Unfortunately, one of the key assumptions of the t test is that the samples have been randomly drawn from the larger population. As we discussed earlier, a synthesis is not a random sample of 96 wells, though! So, our new process change might be amazing, but we don't have enough evidence of that yet. (Whether we're super geniuses also remains to be seen.) Realizing this, we perform several more syntheses to test our new process change:
Synthesis ID | Experimental Group | Mean | Standard Deviation |
---|---|---|---|
3 | Control | 26.431 | 2.331 |
4 | Treatment | 36.597 | 2.590 |
5 | Control | 23.218 | 2.671 |
6 | Treatment | 27.248 | 2.619 |
7 | Control | 32.588 | 2.091 |
8 | Treatment | 29.525 | 2.442 |
9 | Control | 38.142 | 2.475 |
10 | Treatment | 30.541 | 2.576 |
We then run our t-test again, this time using the synthesis mean instead of the data from all 96 wells.

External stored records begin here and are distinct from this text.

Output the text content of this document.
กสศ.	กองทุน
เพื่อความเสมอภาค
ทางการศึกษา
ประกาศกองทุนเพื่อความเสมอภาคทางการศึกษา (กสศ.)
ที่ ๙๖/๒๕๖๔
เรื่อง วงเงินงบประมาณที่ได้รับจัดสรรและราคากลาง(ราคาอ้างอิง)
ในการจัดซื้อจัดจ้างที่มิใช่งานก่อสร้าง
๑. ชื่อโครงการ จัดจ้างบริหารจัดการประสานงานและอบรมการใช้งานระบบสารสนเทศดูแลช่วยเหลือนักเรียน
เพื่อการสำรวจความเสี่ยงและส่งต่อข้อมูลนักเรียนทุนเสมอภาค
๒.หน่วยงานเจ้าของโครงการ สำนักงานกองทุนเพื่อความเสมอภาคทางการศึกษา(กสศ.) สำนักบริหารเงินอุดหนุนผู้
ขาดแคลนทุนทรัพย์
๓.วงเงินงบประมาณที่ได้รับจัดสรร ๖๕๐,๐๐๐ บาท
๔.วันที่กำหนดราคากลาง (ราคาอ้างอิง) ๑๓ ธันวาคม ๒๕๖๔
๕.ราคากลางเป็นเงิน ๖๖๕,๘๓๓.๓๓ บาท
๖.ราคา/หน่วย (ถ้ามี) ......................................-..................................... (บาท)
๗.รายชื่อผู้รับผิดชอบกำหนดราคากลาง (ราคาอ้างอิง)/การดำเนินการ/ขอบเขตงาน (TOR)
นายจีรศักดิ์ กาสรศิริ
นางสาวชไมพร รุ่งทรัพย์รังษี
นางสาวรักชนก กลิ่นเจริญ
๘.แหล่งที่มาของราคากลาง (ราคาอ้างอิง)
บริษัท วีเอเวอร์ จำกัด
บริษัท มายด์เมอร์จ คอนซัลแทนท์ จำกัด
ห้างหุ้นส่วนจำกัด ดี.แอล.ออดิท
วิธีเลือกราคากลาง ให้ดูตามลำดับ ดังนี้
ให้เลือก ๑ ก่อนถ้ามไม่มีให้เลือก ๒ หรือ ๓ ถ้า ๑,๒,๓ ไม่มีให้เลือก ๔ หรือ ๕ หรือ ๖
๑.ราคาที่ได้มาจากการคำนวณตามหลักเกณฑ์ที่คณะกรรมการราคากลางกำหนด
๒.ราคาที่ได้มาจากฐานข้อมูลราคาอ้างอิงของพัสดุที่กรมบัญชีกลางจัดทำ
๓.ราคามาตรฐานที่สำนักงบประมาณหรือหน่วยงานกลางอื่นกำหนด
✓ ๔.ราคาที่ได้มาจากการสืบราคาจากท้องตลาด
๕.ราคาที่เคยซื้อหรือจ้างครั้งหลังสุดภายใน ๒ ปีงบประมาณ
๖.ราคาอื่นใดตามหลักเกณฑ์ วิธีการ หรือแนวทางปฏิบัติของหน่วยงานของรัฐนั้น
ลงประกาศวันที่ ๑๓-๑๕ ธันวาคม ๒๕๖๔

control_mask = synthesis_df.synthesis_id.isin([3, 5, 7, 9])
treatment_mask = synthesis_df.synthesis_id.isin([4, 6, 8, 10])
t_test_results = scipy.stats.ttest_ind(synthesis_df.loc[treatment_mask, 'pure_yield'],
synthesis_df.loc[control_mask, 'pure_yield'])
print(t_test_results)
# Output: Ttest_indResult(statistic=0.228, pvalue=0.827)
After correctly applying the t test using appropriate assumptions, we find that we actually do not have enough evidence to reject the null hypothesis. Unfortunately, our new process is not nearly as amazing as we might have thought. (We still might be super geniuses, though.) Of course, we could be seeing a false negative since we may not done enough experiments yet, but that is a subject for another blog post. Either way, had we rushed into running a statistical test without thinking through the underlying assumptions, we could have made erroneous business or scientific recommendations that could have disasterous consequences! (Money lost, papers retracted, or worse)
Summary
When designing experiments, thinking through and verifying the assumptions of the planned statistical tests ensures that the results are valid. Statistical simulations are a powerful tool to verify these assumptions using existing data, and pandas makes them incredibly simple to perform! Even though you will probably just end up verifying the Central Limit Theorem, in some cases, like the syntheses here, simulation can help clarify key assumptions for experimental design. Simulation can also be used to calculate statistical power (the number of experiments needed to avoid a false positive), but that is a subject for another post. There's also some additional interesting consequences to the Central Limit Theorem when the population distribution is not normal.